May 15, 2013
A Bronx judge threw out the manslaughter indictment against NYPD police officer Richard Haste, who fatally shot 18-year-old Ramarley Graham last year, over an error in court proceedings, according to ABC News.
In the days before his decision, Supreme Court Justice Steven L. Barrett reportedly went on record to say that he was considering throwing out the indictment because prosecutors may have acted improperly by advising jurors that they did not have to consider what other police officers told Haste before the fatal shooting.
And on Wednesday morning, Judge Barrett followed through with his decision.
According to Barrett’s line of thinking, the grand jury that decided to indict Haste in Graham’s death, may have come to a different decision if they fully considered that his peers reportedly informed him that Graham was armed.
Stuart London, Haste’s attorney, explains further, “The whole case centers around justification and the reasonableness of his actions. Officer Haste’s mindset was formed by fellow officers from his team. The grand jury may well have made a different decision.”
This sole detail derailed the prosecutor’s case, solidifying Barrett’s midweek decision.
But the Justice’s decision reportedly brought Graham’s mother, Constance Malcolm, to tears in the courtroom as justice for her son seemed cruelly elusive.
In response, Rev. Al Sharpton released the following statement:
This is an outrageous miscarriage of justice and an insult to the family and supporters of Ramarley Graham. We demand that a new Grand Jury is convened immediately and that the case is re-presented. We will be rallying and planning direct action at National Action Network’s Saturday action rally. The family will be present.

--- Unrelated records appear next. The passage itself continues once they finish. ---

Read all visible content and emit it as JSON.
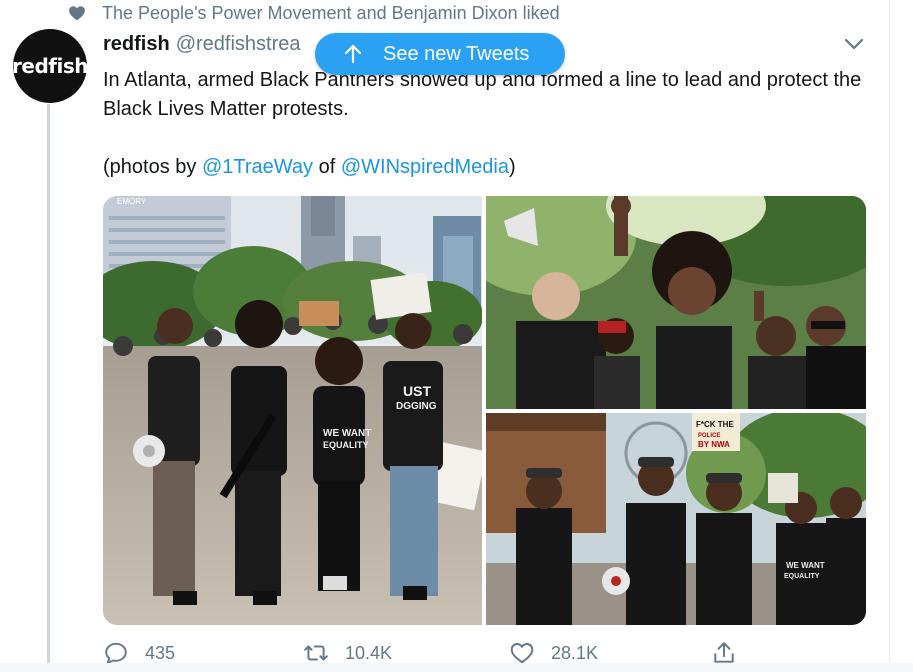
{
  "social_context": {
    "text": "The People's Power Movement and Benjamin Dixon liked",
    "icon": "heart-icon"
  },
  "author": {
    "avatar_text": "redfish",
    "display_name": "redfish",
    "handle": "@redfishstrea"
  },
  "new_tweets_button": {
    "label": "See new Tweets",
    "icon": "arrow-up-icon"
  },
  "tweet": {
    "text": "In Atlanta, armed Black Panthers showed up and formed a line to lead and protect the Black Lives Matter protests.",
    "credit_prefix": "(photos by ",
    "credit_mention_1": "@1TraeWay",
    "credit_middle": " of ",
    "credit_mention_2": "@WINspiredMedia",
    "credit_suffix": ")"
  },
  "media": {
    "photo_1": {
      "signs": [
        "EMORY",
        "UST",
        "DGGING",
        "WE WANT",
        "EQUALITY"
      ]
    },
    "photo_2": {},
    "photo_3": {
      "signs": [
        "F*CK THE",
        "POLICE",
        "BY NWA",
        "WE WANT",
        "EQUALITY"
      ]
    }
  },
  "actions": {
    "reply": {
      "count": "435",
      "icon": "reply-icon"
    },
    "retweet": {
      "count": "10.4K",
      "icon": "retweet-icon"
    },
    "like": {
      "count": "28.1K",
      "icon": "heart-icon"
    },
    "share": {
      "icon": "share-icon"
    }
  },
  "colors": {
    "accent": "#1da1f2",
    "pill": "#2aa1f2",
    "muted": "#657786",
    "link": "#1b95e0"
  }
}
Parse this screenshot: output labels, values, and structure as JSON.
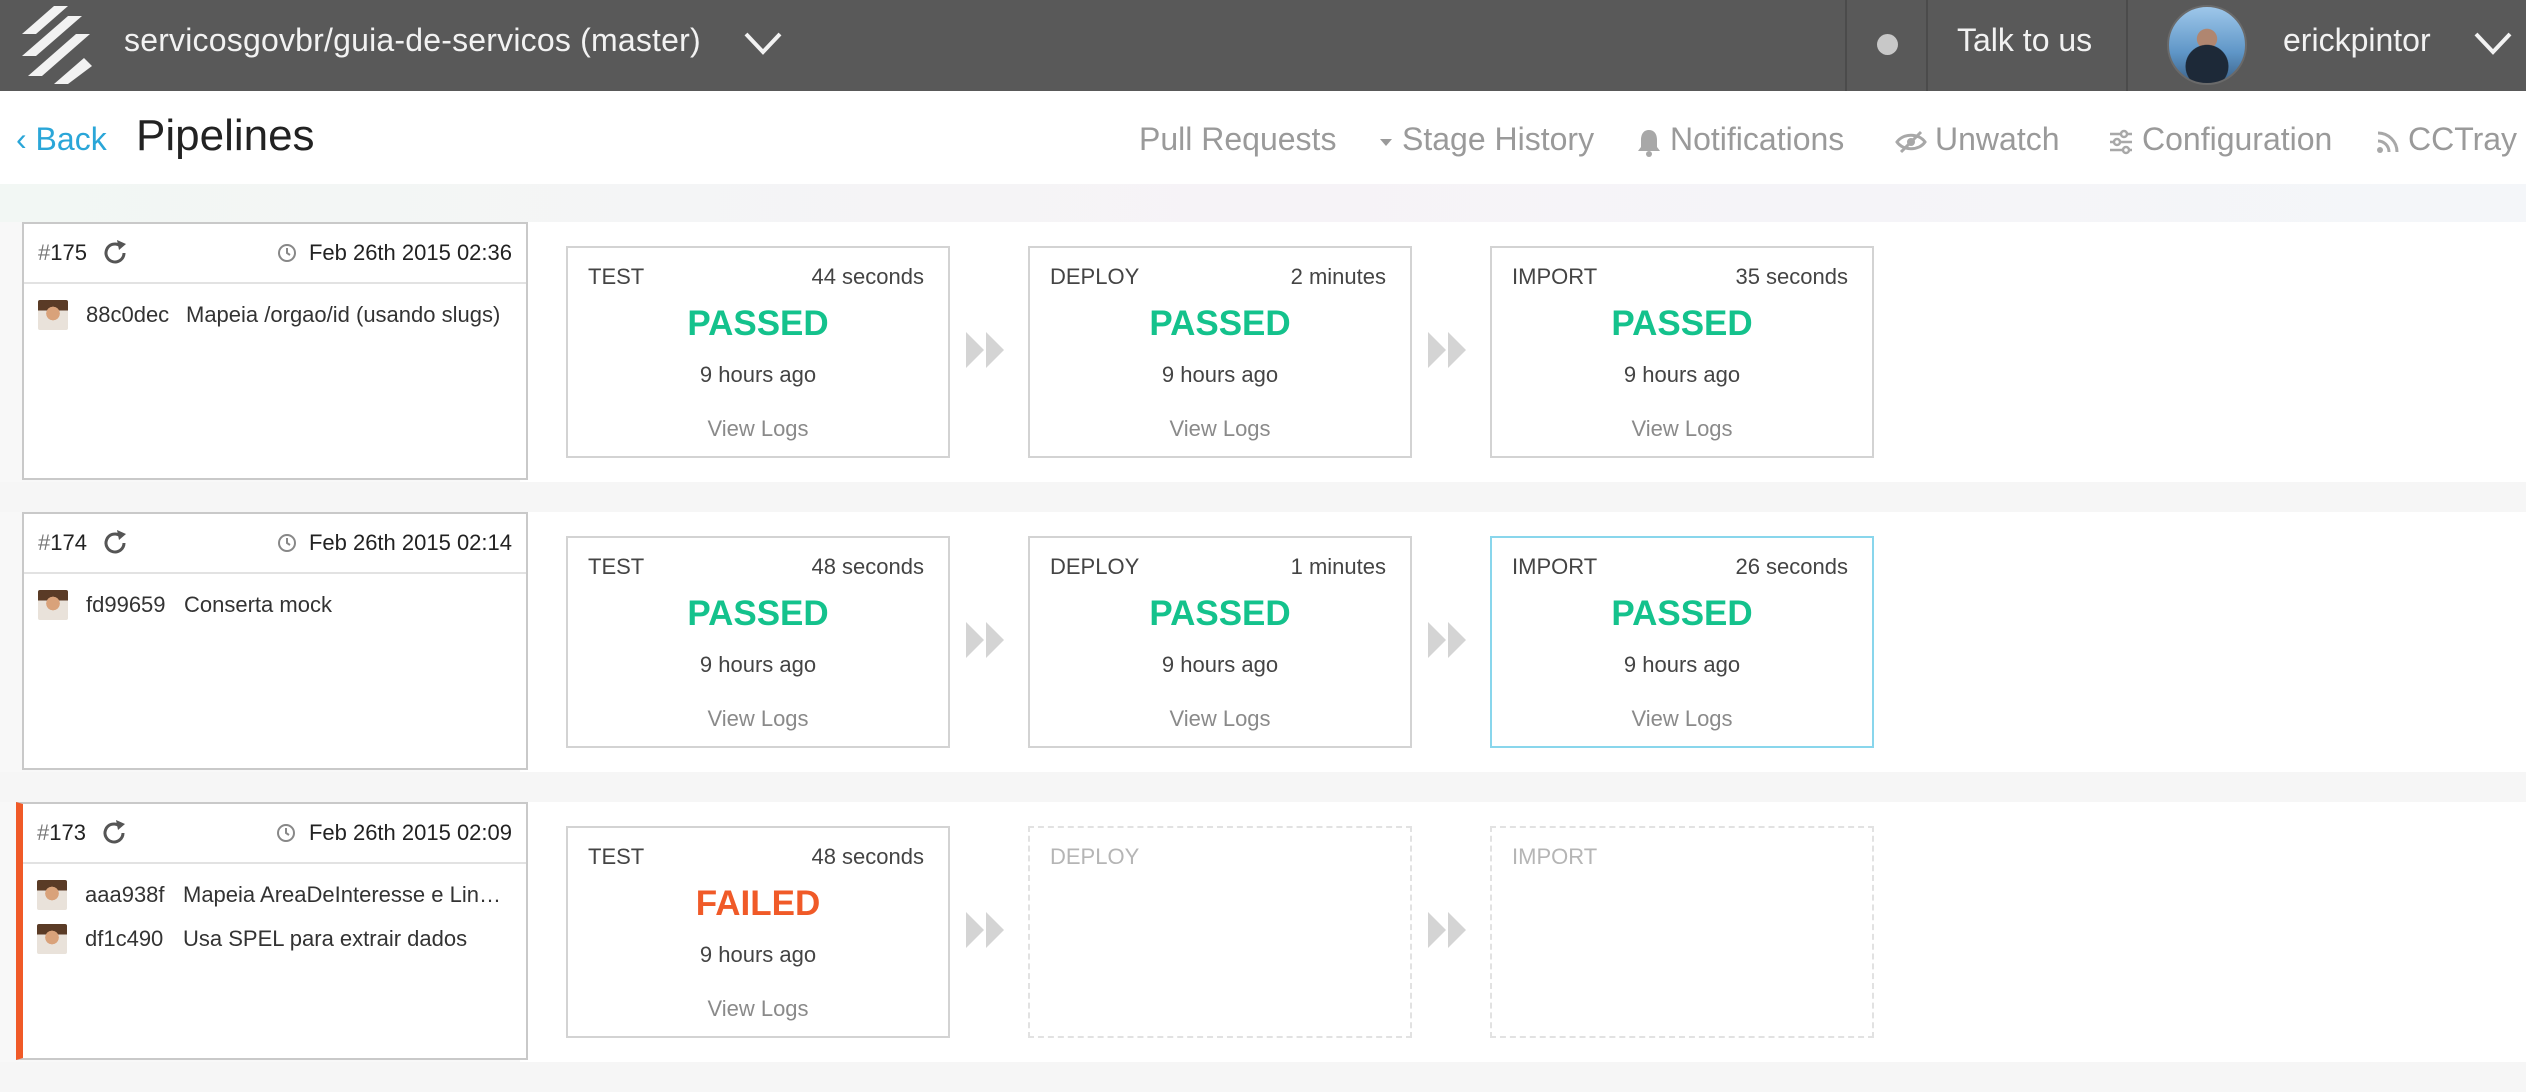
{
  "header": {
    "repo_title": "servicosgovbr/guia-de-servicos (master)",
    "talk_label": "Talk to us",
    "username": "erickpintor"
  },
  "subnav": {
    "back_label": "Back",
    "page_title": "Pipelines",
    "items": {
      "pull_requests": "Pull Requests",
      "stage_history": "Stage History",
      "notifications": "Notifications",
      "unwatch": "Unwatch",
      "configuration": "Configuration",
      "cctray": "CCTray"
    }
  },
  "colors": {
    "topbar": "#595959",
    "link": "#2aa6d8",
    "passed": "#14c28c",
    "failed": "#f05a28",
    "highlight": "#89d6ec"
  },
  "pipelines": [
    {
      "hash": "#",
      "number": "175",
      "date": "Feb 26th 2015 02:36",
      "status": "passed",
      "commits": [
        {
          "sha": "88c0dec",
          "message": "Mapeia /orgao/id (usando slugs)"
        }
      ],
      "stages": [
        {
          "name": "TEST",
          "duration": "44 seconds",
          "status": "PASSED",
          "ago": "9 hours ago",
          "logs": "View Logs"
        },
        {
          "name": "DEPLOY",
          "duration": "2 minutes",
          "status": "PASSED",
          "ago": "9 hours ago",
          "logs": "View Logs"
        },
        {
          "name": "IMPORT",
          "duration": "35 seconds",
          "status": "PASSED",
          "ago": "9 hours ago",
          "logs": "View Logs"
        }
      ]
    },
    {
      "hash": "#",
      "number": "174",
      "date": "Feb 26th 2015 02:14",
      "status": "passed",
      "commits": [
        {
          "sha": "fd99659",
          "message": "Conserta mock"
        }
      ],
      "stages": [
        {
          "name": "TEST",
          "duration": "48 seconds",
          "status": "PASSED",
          "ago": "9 hours ago",
          "logs": "View Logs"
        },
        {
          "name": "DEPLOY",
          "duration": "1 minutes",
          "status": "PASSED",
          "ago": "9 hours ago",
          "logs": "View Logs"
        },
        {
          "name": "IMPORT",
          "duration": "26 seconds",
          "status": "PASSED",
          "ago": "9 hours ago",
          "logs": "View Logs"
        }
      ]
    },
    {
      "hash": "#",
      "number": "173",
      "date": "Feb 26th 2015 02:09",
      "status": "failed",
      "commits": [
        {
          "sha": "aaa938f",
          "message": "Mapeia AreaDeInteresse e Linh…"
        },
        {
          "sha": "df1c490",
          "message": "Usa SPEL para extrair dados"
        }
      ],
      "stages": [
        {
          "name": "TEST",
          "duration": "48 seconds",
          "status": "FAILED",
          "ago": "9 hours ago",
          "logs": "View Logs"
        },
        {
          "name": "DEPLOY"
        },
        {
          "name": "IMPORT"
        }
      ]
    }
  ]
}
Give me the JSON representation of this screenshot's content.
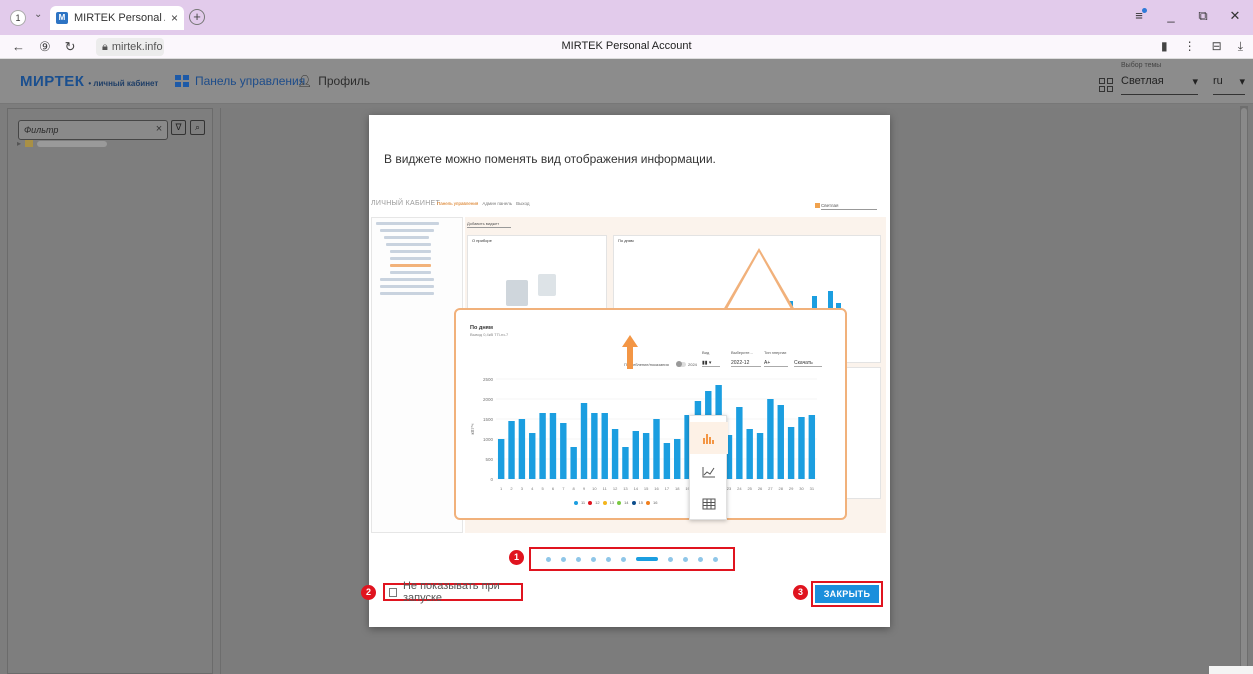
{
  "browser": {
    "tab_count": "1",
    "tab_title": "MIRTEK Personal Accou",
    "tab_favicon": "M",
    "url": "mirtek.info",
    "page_title": "MIRTEK Personal Account"
  },
  "header": {
    "logo": "МИРТЕК",
    "logo_sub": "• личный кабинет",
    "nav_dashboard": "Панель управления",
    "nav_profile": "Профиль",
    "theme_caption": "Выбор темы",
    "theme_value": "Светлая",
    "lang_value": "ru"
  },
  "sidebar": {
    "filter_placeholder": "Фильтр"
  },
  "dialog": {
    "text": "В виджете можно поменять вид отображения информации.",
    "pages_total": 11,
    "page_active": 7,
    "dont_show_label": "Не показывать при запуске",
    "close_label": "ЗАКРЫТЬ",
    "callouts": [
      "1",
      "2",
      "3"
    ]
  },
  "screenshot": {
    "logo": "ЛИЧНЫЙ КАБИНЕТ",
    "nav": [
      "Панель управления",
      "Админ панель",
      "Выход"
    ],
    "theme": "Светлая",
    "add_widget": "Добавить виджет",
    "card1_title": "О приборе",
    "card2_title": "По дням",
    "popup_title": "По дням",
    "popup_subtitle": "Вывод 0,4кВ ТП-ги-7",
    "ctl_consumption": "Потребление/показания",
    "ctl_year": "2024",
    "ctl_view_label": "Вид",
    "ctl_select_label": "Выберите...",
    "ctl_select_value": "2022-12",
    "ctl_energy_label": "Тип энергии",
    "ctl_energy_value": "A+",
    "ctl_download": "Скачать",
    "ylabel": "кВт*ч"
  },
  "chart_data": {
    "type": "bar",
    "categories": [
      "1",
      "2",
      "3",
      "4",
      "5",
      "6",
      "7",
      "8",
      "9",
      "10",
      "11",
      "12",
      "13",
      "14",
      "15",
      "16",
      "17",
      "18",
      "19",
      "20",
      "21",
      "22",
      "23",
      "24",
      "25",
      "26",
      "27",
      "28",
      "29",
      "30",
      "31"
    ],
    "values": [
      1000,
      1450,
      1500,
      1150,
      1650,
      1650,
      1400,
      800,
      1900,
      1650,
      1650,
      1250,
      800,
      1200,
      1150,
      1500,
      900,
      1000,
      1600,
      1950,
      2200,
      2350,
      1100,
      1800,
      1250,
      1150,
      2000,
      1850,
      1300,
      1550,
      1600
    ],
    "ylim": [
      0,
      2500
    ],
    "yticks": [
      "0",
      "500",
      "1000",
      "1500",
      "2000",
      "2500"
    ],
    "ylabel": "кВт*ч",
    "colors": {
      "bar": "#1b9ee0"
    }
  },
  "icons": {
    "bar_view": "bar-chart-icon",
    "line_view": "line-chart-icon",
    "table_view": "table-icon"
  }
}
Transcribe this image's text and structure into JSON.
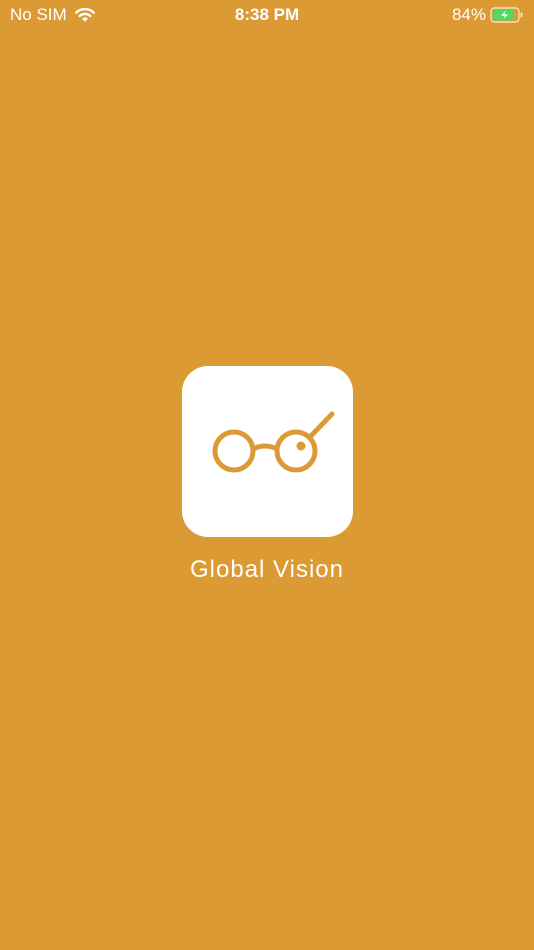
{
  "status_bar": {
    "carrier": "No SIM",
    "time": "8:38 PM",
    "battery_percent": "84%",
    "battery_level": 0.84,
    "charging": true,
    "wifi_icon": "wifi-icon",
    "battery_icon": "battery-charging-icon"
  },
  "splash": {
    "app_name": "Global Vision",
    "logo_icon": "glasses-icon"
  },
  "colors": {
    "background": "#DB9A33",
    "logo_tile": "#FFFFFF",
    "accent": "#DB9A33",
    "battery_fill": "#4CD964"
  }
}
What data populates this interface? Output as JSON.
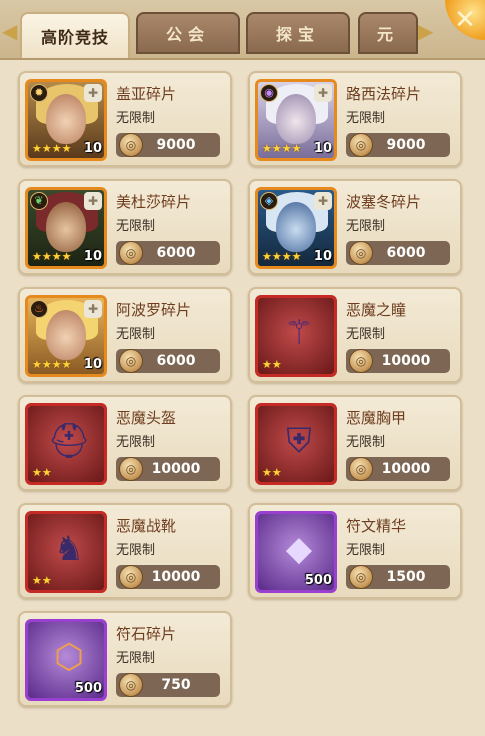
{
  "tabs": [
    {
      "label": "高阶竞技",
      "active": true
    },
    {
      "label": "公会",
      "active": false
    },
    {
      "label": "探宝",
      "active": false
    },
    {
      "label": "元",
      "active": false
    }
  ],
  "items": [
    {
      "name": "盖亚碎片",
      "limit": "无限制",
      "price": "9000",
      "stars": "★★★★",
      "count": "10",
      "frame": "orange"
    },
    {
      "name": "路西法碎片",
      "limit": "无限制",
      "price": "9000",
      "stars": "★★★★",
      "count": "10",
      "frame": "orange"
    },
    {
      "name": "美杜莎碎片",
      "limit": "无限制",
      "price": "6000",
      "stars": "★★★★",
      "count": "10",
      "frame": "orange"
    },
    {
      "name": "波塞冬碎片",
      "limit": "无限制",
      "price": "6000",
      "stars": "★★★★",
      "count": "10",
      "frame": "orange"
    },
    {
      "name": "阿波罗碎片",
      "limit": "无限制",
      "price": "6000",
      "stars": "★★★★",
      "count": "10",
      "frame": "orange"
    },
    {
      "name": "恶魔之瞳",
      "limit": "无限制",
      "price": "10000",
      "stars": "★★",
      "count": "",
      "frame": "red"
    },
    {
      "name": "恶魔头盔",
      "limit": "无限制",
      "price": "10000",
      "stars": "★★",
      "count": "",
      "frame": "red"
    },
    {
      "name": "恶魔胸甲",
      "limit": "无限制",
      "price": "10000",
      "stars": "★★",
      "count": "",
      "frame": "red"
    },
    {
      "name": "恶魔战靴",
      "limit": "无限制",
      "price": "10000",
      "stars": "★★",
      "count": "",
      "frame": "red"
    },
    {
      "name": "符文精华",
      "limit": "无限制",
      "price": "1500",
      "stars": "",
      "count": "500",
      "frame": "purple"
    },
    {
      "name": "符石碎片",
      "limit": "无限制",
      "price": "750",
      "stars": "",
      "count": "500",
      "frame": "purple"
    }
  ]
}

Obviously, the case isn’t over.
Even before Judge Barrett officially threw out the indictment, he reportedly said that he would allow prosecutors to present the case again to the grand jury.
Either way, Malcolm told the press in the face of the case dismissal earlier this month, “We will continue to fight because we will get justice.”
Graham was shot and killed in his bathroom by Officer Haste on February 2, 2012, after he was pursued by Haste and his narcotics unit.
Haste and his fellow officers were reportedly monitoring a local bodega for drug activity, when they allegedly spotted Graham in a drug deal.
Police claim that Graham gave chase once he saw police officers and then refused to put his hands up when commanded to, causing Haste to pull the trigger and end the teen’s life. Graham was allegedly attempting to flush the small purchase of marijuana down the toilet.
But what can be clearly seen on a surveillance tape tells a different story.
If Graham was indeed running from a drug deal gone bad, why is he seen on video calmly entering his home? And while officers are seen running up to the residence and immediately kicking the door down, why did they refuse to follow protocol and announce themselves and then enter Graham’s residence WITHOUT a search warrant?
Watch the surveillance video here:
Another major issue is the shooting of an UNARMED teen. Police contend that they told Haste the teen was armed, supposedly justifying Haste’s extreme use of force. Will anyone be held accountable for this call and why is it when it comes to our Black males, police officers can never seem to ascertain whether they are armed?
Think I’m overreacting?
Just ask 16-year-old Kimani Gray, 19-year-old Kendrec McDade, and 68-year-old former Marine Kenneth Chamberlain who were all unarmed Black males who were fatally shot by the police in the last year or so.
Yes, the judge’s decision to throw out this case is an initial hurdle wrapped in technicalities, but given the track record of this country to convict the boys in blue when they improperly cut down Black boys and men, it wouldn’t be much of a surprise if Graham’s murder was legally justified as well.
NewsOne will continue to keep you updated on the proceedings of this murder case.